In Pakistan, I talked to a boy making bricks. He had been sold into labor by his grandfather to pay a debt. "Would you like to go to school?" I asked him.

"What is school?" he asked me.

All around me, I saw the poverty that drove people to such desperation. I figured the choice was pretty clear in many cases: work or starve.

I had read so much about child laborers, and yet face-to-face I was amazed at how many were lively, spirited kids. They weren't waiting for anyone to save them. They were making the best of conditions that would devastate most adults.

We found a girl with a ribbon in her hair in a run-down building in Madras, India. With no protection for her hands, she was taking apart used syringes so the plastic could be recycled. "Sometimes I cut myself," she said, "but I always wash with water."

What's the point of all this, God?

I wondered. I keep meeting suffering kids, and I can't do anything for them.

Then in Varanasi, India, we were contacted by Kailash Satyarthi, the man whose release FTC had petitioned for months earlier. He had been let go, and recently he had led a raid on a carpet factory, setting free 22 children. He invited us to help see them safely home.

We crammed into two Jeeps. The boy next to me was about 8, and his name was Munnilal. "I was given no money by my master," he told me. "I was hit again and again." The Jeep jostled as we drove down into a creek. Then it got stuck in the mud. Everyone jumped out and pushed it. When we reached shore, I stood there, exhausted and soaking wet. Munnilal took a blanket from around his shoulders and held it out to me. "Here, you'll catch cold," he said.

"No, you keep it," I said, staring at this child who had been through more hardship in eight years of life than I would ever go through. In that instant, I understood. Munnilal had almost nothing, but what he had, he offered me. For most of the kids I met, all I could do was share their stories and raise money, but I would do it as sincerely as Munnilal had offered me that blanket.

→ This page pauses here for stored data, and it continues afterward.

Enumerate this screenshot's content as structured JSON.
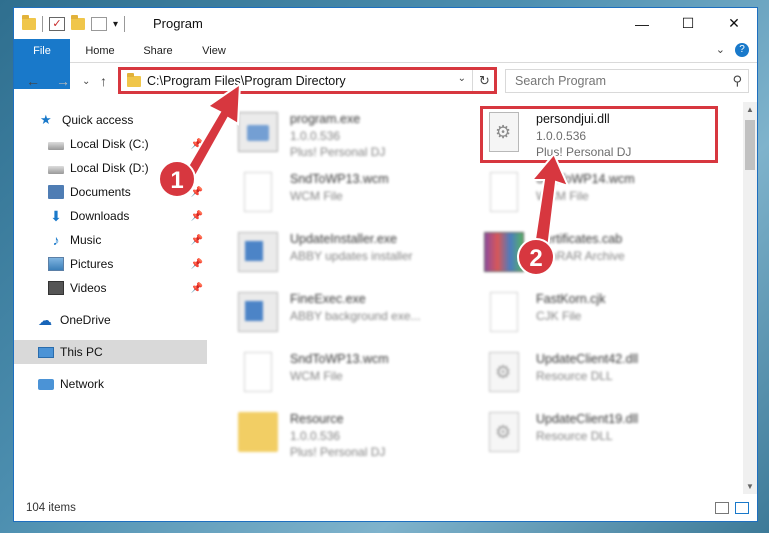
{
  "window": {
    "title": "Program",
    "controls": {
      "minimize": "—",
      "maximize": "☐",
      "close": "✕"
    }
  },
  "ribbon": {
    "tabs": [
      "File",
      "Home",
      "Share",
      "View"
    ],
    "expand": "⌄",
    "help": "?"
  },
  "nav": {
    "back": "←",
    "forward": "→",
    "recent": "⌄",
    "up": "↑"
  },
  "address": {
    "path": "C:\\Program Files\\Program Directory",
    "dropdown": "⌄",
    "refresh": "↻"
  },
  "search": {
    "placeholder": "Search Program",
    "icon": "search-icon"
  },
  "sidebar": {
    "items": [
      {
        "label": "Quick access",
        "icon": "star-icon",
        "pinned": false
      },
      {
        "label": "Local Disk (C:)",
        "icon": "disk-icon",
        "pinned": true
      },
      {
        "label": "Local Disk (D:)",
        "icon": "disk-icon",
        "pinned": true
      },
      {
        "label": "Documents",
        "icon": "documents-icon",
        "pinned": true
      },
      {
        "label": "Downloads",
        "icon": "downloads-icon",
        "pinned": true
      },
      {
        "label": "Music",
        "icon": "music-icon",
        "pinned": true
      },
      {
        "label": "Pictures",
        "icon": "pictures-icon",
        "pinned": true
      },
      {
        "label": "Videos",
        "icon": "videos-icon",
        "pinned": true
      },
      {
        "label": "OneDrive",
        "icon": "onedrive-icon",
        "pinned": false
      },
      {
        "label": "This PC",
        "icon": "pc-icon",
        "pinned": false,
        "selected": true
      },
      {
        "label": "Network",
        "icon": "network-icon",
        "pinned": false
      }
    ],
    "pin_glyph": "📌"
  },
  "files": [
    {
      "name": "program.exe",
      "line1": "1.0.0.536",
      "line2": "Plus! Personal DJ",
      "kind": "program"
    },
    {
      "name": "persondjui.dll",
      "line1": "1.0.0.536",
      "line2": "Plus! Personal DJ",
      "kind": "dll",
      "highlighted": true
    },
    {
      "name": "SndToWP13.wcm",
      "line1": "WCM File",
      "line2": "",
      "kind": "doc"
    },
    {
      "name": "SndToWP14.wcm",
      "line1": "WCM File",
      "line2": "",
      "kind": "doc"
    },
    {
      "name": "UpdateInstaller.exe",
      "line1": "ABBY updates installer",
      "line2": "",
      "kind": "exe"
    },
    {
      "name": "Certificates.cab",
      "line1": "WinRAR Archive",
      "line2": "",
      "kind": "rar"
    },
    {
      "name": "FineExec.exe",
      "line1": "ABBY background exe...",
      "line2": "",
      "kind": "exe"
    },
    {
      "name": "FastKorn.cjk",
      "line1": "CJK File",
      "line2": "",
      "kind": "doc"
    },
    {
      "name": "SndToWP13.wcm",
      "line1": "WCM File",
      "line2": "",
      "kind": "doc"
    },
    {
      "name": "UpdateClient42.dll",
      "line1": "Resource DLL",
      "line2": "",
      "kind": "dll"
    },
    {
      "name": "Resource",
      "line1": "1.0.0.536",
      "line2": "Plus! Personal DJ",
      "kind": "folder"
    },
    {
      "name": "UpdateClient19.dll",
      "line1": "Resource DLL",
      "line2": "",
      "kind": "dll"
    }
  ],
  "callouts": [
    "1",
    "2"
  ],
  "status": {
    "count": "104 items"
  },
  "colors": {
    "accent": "#1979ca",
    "highlight": "#d7373f"
  }
}
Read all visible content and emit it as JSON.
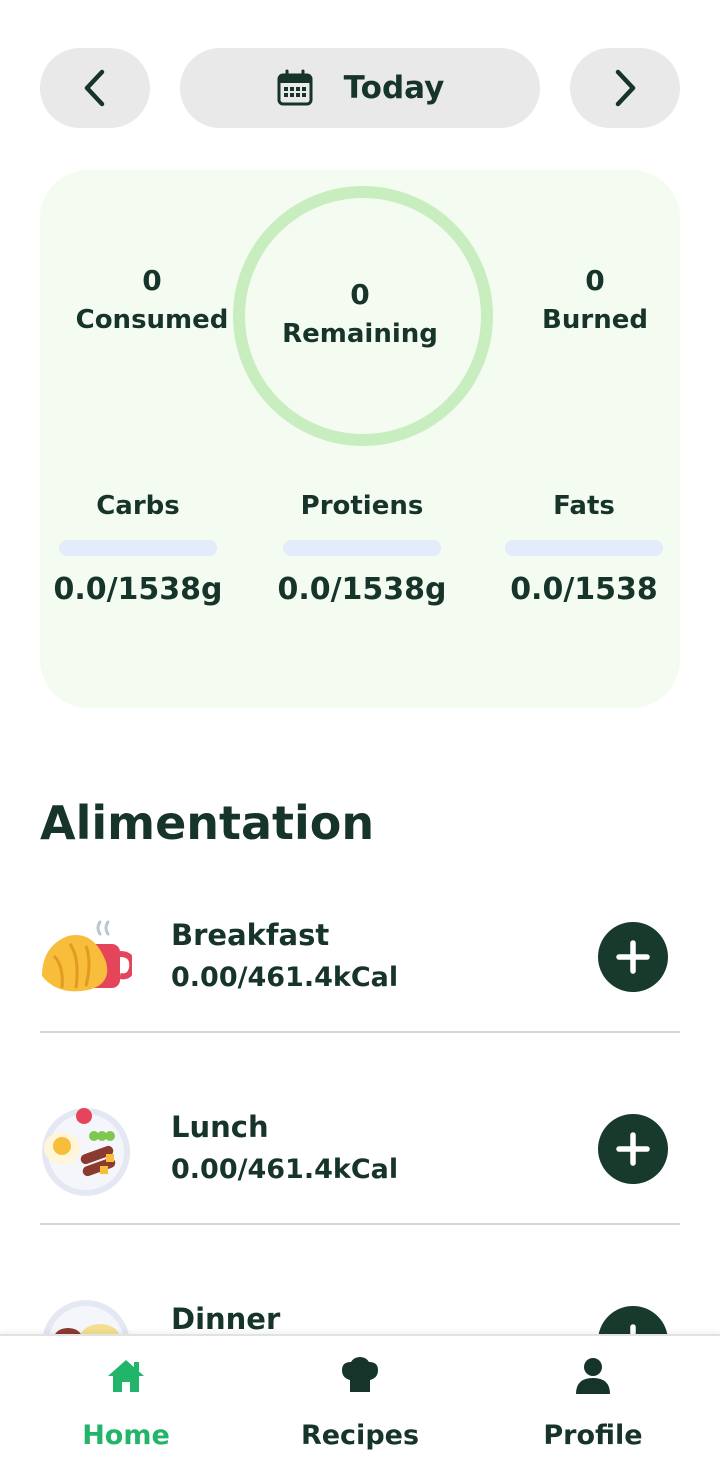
{
  "date_nav": {
    "prev_icon": "chevron-left-icon",
    "next_icon": "chevron-right-icon",
    "calendar_icon": "calendar-icon",
    "label": "Today"
  },
  "summary": {
    "consumed": {
      "value": "0",
      "label": "Consumed"
    },
    "remaining": {
      "value": "0",
      "label": "Remaining"
    },
    "burned": {
      "value": "0",
      "label": "Burned"
    },
    "ring_color": "#c8edbf",
    "card_color": "#f4fbf1",
    "macros": [
      {
        "label": "Carbs",
        "value": "0.0/1538g",
        "progress": 0
      },
      {
        "label": "Protiens",
        "value": "0.0/1538g",
        "progress": 0
      },
      {
        "label": "Fats",
        "value": "0.0/1538",
        "progress": 0
      }
    ]
  },
  "alimentation": {
    "title": "Alimentation",
    "meals": [
      {
        "name": "Breakfast",
        "calories": "0.00/461.4kCal",
        "icon": "breakfast-icon"
      },
      {
        "name": "Lunch",
        "calories": "0.00/461.4kCal",
        "icon": "lunch-icon"
      },
      {
        "name": "Dinner",
        "calories": "",
        "icon": "dinner-icon"
      }
    ],
    "add_icon": "plus-icon"
  },
  "bottom_nav": {
    "tabs": [
      {
        "label": "Home",
        "icon": "home-icon",
        "active": true
      },
      {
        "label": "Recipes",
        "icon": "chef-hat-icon",
        "active": false
      },
      {
        "label": "Profile",
        "icon": "user-icon",
        "active": false
      }
    ]
  },
  "colors": {
    "primary_dark": "#163429",
    "accent_green": "#22b56a",
    "button_gray": "#e9e9ea",
    "add_button": "#183a2c"
  }
}
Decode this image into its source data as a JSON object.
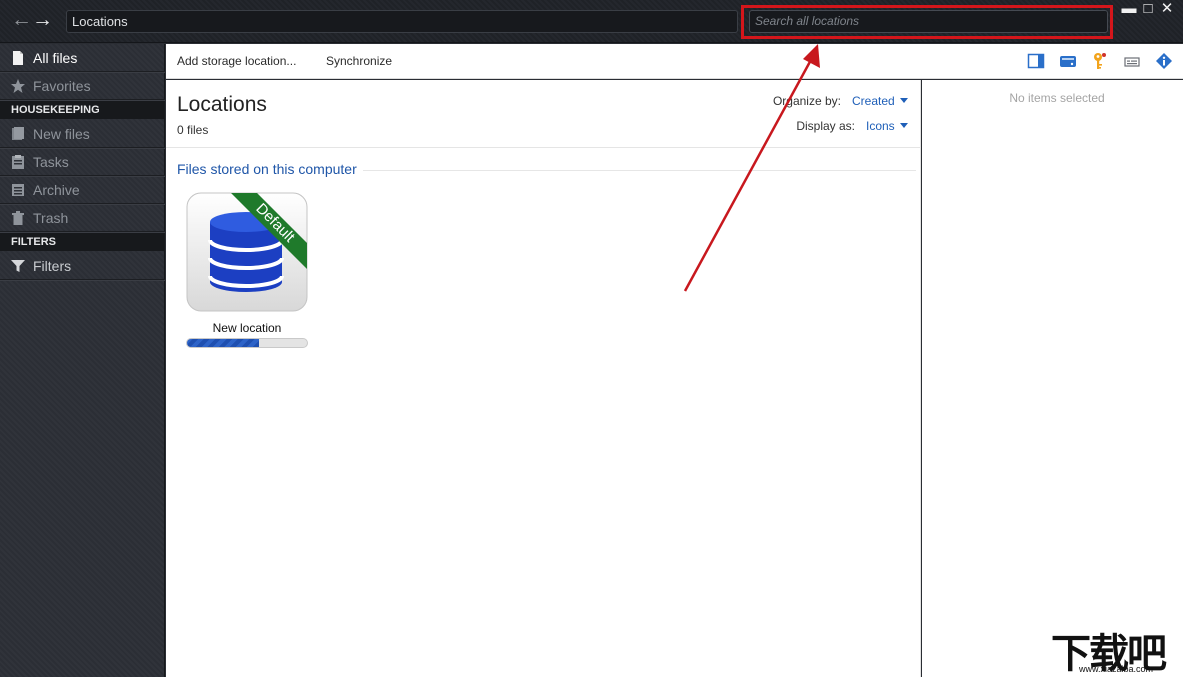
{
  "titlebar": {
    "location": "Locations",
    "search_placeholder": "Search all locations",
    "minimize": "▬",
    "maximize": "□",
    "close": "✕"
  },
  "sidebar": {
    "items": [
      {
        "label": "All files",
        "icon": "document-icon",
        "active": true
      },
      {
        "label": "Favorites",
        "icon": "star-icon",
        "active": false
      }
    ],
    "housekeeping_header": "HOUSEKEEPING",
    "housekeeping": [
      {
        "label": "New files",
        "icon": "new-files-icon"
      },
      {
        "label": "Tasks",
        "icon": "clipboard-icon"
      },
      {
        "label": "Archive",
        "icon": "archive-icon"
      },
      {
        "label": "Trash",
        "icon": "trash-icon"
      }
    ],
    "filters_header": "FILTERS",
    "filters": [
      {
        "label": "Filters",
        "icon": "funnel-icon"
      }
    ]
  },
  "toolbar": {
    "add_label": "Add storage location...",
    "sync_label": "Synchronize",
    "icons": [
      "panel-icon",
      "drive-icon",
      "key-icon",
      "tag-icon",
      "info-icon"
    ]
  },
  "main": {
    "title": "Locations",
    "file_count": "0 files",
    "organize_label": "Organize by:",
    "organize_value": "Created",
    "display_label": "Display as:",
    "display_value": "Icons",
    "section_title": "Files stored on this computer",
    "tiles": [
      {
        "label": "New location",
        "ribbon": "Default",
        "progress": 0.6
      }
    ]
  },
  "details": {
    "empty_text": "No items selected"
  },
  "colors": {
    "accent": "#1f5fb8",
    "highlight": "#d4161b",
    "ribbon": "#1f7a2b",
    "database": "#1c3fc2"
  },
  "watermark": {
    "text": "下载吧",
    "url": "www.xiazaiba.com"
  }
}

We got back into the Jeeps and drove the children to their villages. When Munnilal's mother saw him, she hugged him, weeping. "You are so thin," she said.

"When I hurt most," he said to her, "I saw you in my dreams."

"I saw you in my dreams, too," she answered.

I thought of my mom waiting for my calls, the way she was marking off each day of my trip on the calendar. Suddenly, I felt terribly homesick.

But there was one more stop to make, the one I had thought about most. In Muridke, Pakistan, we walked down the route of Iqbal's funeral procession. "The day Iqbal died, a thousand other Iqbals were born," a girl had said at his funeral. I was grateful to be one of them.

As I stood before his unmarked grave, I thought back to the story about him that changed my life. The world had come into a new focus that day. I saw lots of injustice, but I also saw how to change it. It starts with me--with each one of us, with what we can do to make things better. I took the first step of my journey because of Iqbal, but I continue it because of kids like Munnilal and the little girl in Madras. No, maybe I can't solve all the world's problems. But I can work to solve some, with the help of other kids--and grown-ups--who care, and a God who guides us all.